Cookies and Capacitors

Why I engineer

Tue, Jun 21, 2011 at 8:53PM

Thirteen years ago I started to tinker; to know both how and why things work. Without a doubt, that was a critical part in shaping myself.

From a young age, my caring mother enticed me to play with computers. As a child, I recall hours solving logic riddles and mathematical problems presented by games such as the Logical Journey of the Zoombinis, Math Workshop (both made by Broderbund) and The New Way Things Work (by DK Multimedia). Undoubtedly, the skills gained from these software titles contributed vastly to the foundation upon which I built my abilities.

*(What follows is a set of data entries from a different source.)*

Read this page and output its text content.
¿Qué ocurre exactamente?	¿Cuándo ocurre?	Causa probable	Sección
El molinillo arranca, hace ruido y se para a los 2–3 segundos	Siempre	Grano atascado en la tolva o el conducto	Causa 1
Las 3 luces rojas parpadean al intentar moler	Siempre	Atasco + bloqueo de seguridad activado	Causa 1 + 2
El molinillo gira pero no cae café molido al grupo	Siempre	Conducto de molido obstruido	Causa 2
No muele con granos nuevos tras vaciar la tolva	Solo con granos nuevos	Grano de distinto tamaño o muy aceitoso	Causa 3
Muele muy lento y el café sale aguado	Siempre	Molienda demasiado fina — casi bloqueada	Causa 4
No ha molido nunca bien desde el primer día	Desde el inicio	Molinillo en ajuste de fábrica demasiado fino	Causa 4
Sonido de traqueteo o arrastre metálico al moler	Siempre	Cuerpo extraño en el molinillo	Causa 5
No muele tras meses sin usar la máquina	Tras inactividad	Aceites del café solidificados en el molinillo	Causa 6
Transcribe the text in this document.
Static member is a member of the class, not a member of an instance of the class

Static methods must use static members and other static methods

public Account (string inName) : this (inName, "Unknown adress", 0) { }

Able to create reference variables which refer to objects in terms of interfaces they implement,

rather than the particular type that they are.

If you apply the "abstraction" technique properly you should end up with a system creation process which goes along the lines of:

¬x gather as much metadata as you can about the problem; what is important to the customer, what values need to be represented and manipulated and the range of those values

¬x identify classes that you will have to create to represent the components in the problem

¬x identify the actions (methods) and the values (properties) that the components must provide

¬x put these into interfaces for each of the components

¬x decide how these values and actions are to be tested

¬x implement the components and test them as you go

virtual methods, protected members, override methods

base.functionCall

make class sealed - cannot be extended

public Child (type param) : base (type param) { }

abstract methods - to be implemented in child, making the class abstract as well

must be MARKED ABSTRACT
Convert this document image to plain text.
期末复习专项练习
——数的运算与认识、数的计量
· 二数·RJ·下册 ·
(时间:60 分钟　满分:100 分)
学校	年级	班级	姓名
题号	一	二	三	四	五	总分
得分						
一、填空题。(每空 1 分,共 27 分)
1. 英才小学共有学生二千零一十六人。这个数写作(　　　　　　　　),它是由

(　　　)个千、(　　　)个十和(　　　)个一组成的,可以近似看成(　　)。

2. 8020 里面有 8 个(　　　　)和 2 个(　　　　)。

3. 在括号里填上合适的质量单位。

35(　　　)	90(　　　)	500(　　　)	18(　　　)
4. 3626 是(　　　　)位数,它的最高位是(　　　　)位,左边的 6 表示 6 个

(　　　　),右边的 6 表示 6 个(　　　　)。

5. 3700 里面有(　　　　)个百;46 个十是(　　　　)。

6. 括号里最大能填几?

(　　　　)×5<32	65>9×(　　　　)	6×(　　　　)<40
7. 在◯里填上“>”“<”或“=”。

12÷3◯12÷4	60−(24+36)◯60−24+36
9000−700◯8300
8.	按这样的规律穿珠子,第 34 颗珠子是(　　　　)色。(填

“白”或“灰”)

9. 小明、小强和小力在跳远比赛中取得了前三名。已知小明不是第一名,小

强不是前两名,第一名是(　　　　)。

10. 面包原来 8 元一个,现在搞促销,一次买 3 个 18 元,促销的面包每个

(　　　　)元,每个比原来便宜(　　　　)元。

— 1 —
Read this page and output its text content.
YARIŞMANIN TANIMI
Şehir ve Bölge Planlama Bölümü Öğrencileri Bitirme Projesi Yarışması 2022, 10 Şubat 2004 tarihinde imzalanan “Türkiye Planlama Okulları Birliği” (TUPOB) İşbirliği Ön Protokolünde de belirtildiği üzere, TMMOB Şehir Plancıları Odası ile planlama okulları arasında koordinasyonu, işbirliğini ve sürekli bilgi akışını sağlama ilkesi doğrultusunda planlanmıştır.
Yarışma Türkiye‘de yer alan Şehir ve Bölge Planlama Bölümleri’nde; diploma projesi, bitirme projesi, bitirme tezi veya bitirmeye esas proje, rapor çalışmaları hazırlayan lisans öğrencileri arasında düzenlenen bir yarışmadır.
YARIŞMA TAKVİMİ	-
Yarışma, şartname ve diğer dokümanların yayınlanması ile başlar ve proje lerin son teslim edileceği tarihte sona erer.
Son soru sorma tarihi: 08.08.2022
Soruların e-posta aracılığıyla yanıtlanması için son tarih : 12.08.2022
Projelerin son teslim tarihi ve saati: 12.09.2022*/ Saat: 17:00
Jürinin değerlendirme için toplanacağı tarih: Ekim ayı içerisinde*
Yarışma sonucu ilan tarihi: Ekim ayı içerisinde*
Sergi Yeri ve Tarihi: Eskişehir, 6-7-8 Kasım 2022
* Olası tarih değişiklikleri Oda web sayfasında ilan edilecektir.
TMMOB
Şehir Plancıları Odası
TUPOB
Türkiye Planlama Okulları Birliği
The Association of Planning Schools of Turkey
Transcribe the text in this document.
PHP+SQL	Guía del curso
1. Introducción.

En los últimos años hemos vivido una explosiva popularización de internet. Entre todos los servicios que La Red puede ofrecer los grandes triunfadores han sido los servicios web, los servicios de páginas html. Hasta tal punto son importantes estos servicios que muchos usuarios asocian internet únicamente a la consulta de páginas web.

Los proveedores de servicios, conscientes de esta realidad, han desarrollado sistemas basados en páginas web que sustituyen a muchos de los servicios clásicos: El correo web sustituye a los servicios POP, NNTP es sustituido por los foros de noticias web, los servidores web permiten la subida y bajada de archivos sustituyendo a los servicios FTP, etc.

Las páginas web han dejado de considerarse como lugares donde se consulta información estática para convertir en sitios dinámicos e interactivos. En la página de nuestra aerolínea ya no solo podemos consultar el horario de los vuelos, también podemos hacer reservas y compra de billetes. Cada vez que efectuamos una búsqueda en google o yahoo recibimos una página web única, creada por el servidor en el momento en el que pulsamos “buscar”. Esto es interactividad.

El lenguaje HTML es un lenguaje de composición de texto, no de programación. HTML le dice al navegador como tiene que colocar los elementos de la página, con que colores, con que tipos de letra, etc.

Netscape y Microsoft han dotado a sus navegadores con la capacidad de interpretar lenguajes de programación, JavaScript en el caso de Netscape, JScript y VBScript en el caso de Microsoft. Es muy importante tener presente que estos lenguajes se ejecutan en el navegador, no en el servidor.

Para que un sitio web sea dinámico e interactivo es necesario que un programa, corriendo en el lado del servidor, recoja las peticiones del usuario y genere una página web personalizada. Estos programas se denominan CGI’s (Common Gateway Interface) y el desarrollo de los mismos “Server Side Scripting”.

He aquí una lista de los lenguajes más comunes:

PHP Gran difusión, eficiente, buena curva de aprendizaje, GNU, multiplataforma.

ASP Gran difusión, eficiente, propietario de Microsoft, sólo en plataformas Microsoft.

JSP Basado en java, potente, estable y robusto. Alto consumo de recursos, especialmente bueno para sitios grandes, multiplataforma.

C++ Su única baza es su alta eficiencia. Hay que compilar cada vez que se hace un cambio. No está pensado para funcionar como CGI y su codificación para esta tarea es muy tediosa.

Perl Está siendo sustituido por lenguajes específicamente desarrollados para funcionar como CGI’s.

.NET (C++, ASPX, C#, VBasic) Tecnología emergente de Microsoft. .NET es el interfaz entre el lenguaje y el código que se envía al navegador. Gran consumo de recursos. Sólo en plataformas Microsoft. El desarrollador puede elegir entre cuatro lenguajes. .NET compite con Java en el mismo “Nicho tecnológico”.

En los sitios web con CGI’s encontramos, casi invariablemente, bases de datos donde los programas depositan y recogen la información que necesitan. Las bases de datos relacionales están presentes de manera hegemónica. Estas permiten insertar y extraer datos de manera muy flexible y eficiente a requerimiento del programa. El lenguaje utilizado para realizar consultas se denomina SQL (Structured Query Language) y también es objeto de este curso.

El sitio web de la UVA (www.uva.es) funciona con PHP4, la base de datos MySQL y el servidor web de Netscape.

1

Inspired by these titles, I am a problem solver today. My technique is to make my own problems and break things to find out how they work; therefore, I am a tinkerer. Though, this doesn’t apply only to computational problems. I also break and fix social problems. It’s a part of my personality: if I see something working, it must be broken. Computers? I’ll make them, then break them. Relationships? Friendships? Same idea. If it works, I must find out why, and to find out why, I must break it.

Sacrificing things is how I perpetually sustain myself. You see, I find the knowledge gained from breaking things far more valuable than what those things meant to me.

I love old technology because it’s so incredibly easy to hack and explore, and it’s usually the first revision of modern technology–improvements can be made, but the original image, intention, or function is still existent, albeit a tad hidden. This hacking process aids my understanding of today’s creations.

Engineers problem-solve technology while doctors problem-solve biology. The phrase, “worth more dead than alive,” comes to mind. I call myself an engineer because I tinker with things, break things, modify things and invent things. Things to me are more valuable broken, when I can learn about them, than when they are working. Items in working order can only tell me what they do. A broken item, however, will tell me why it won’t do what it’s supposed to. This knowledge is the sweet nectar that invites me to break something else.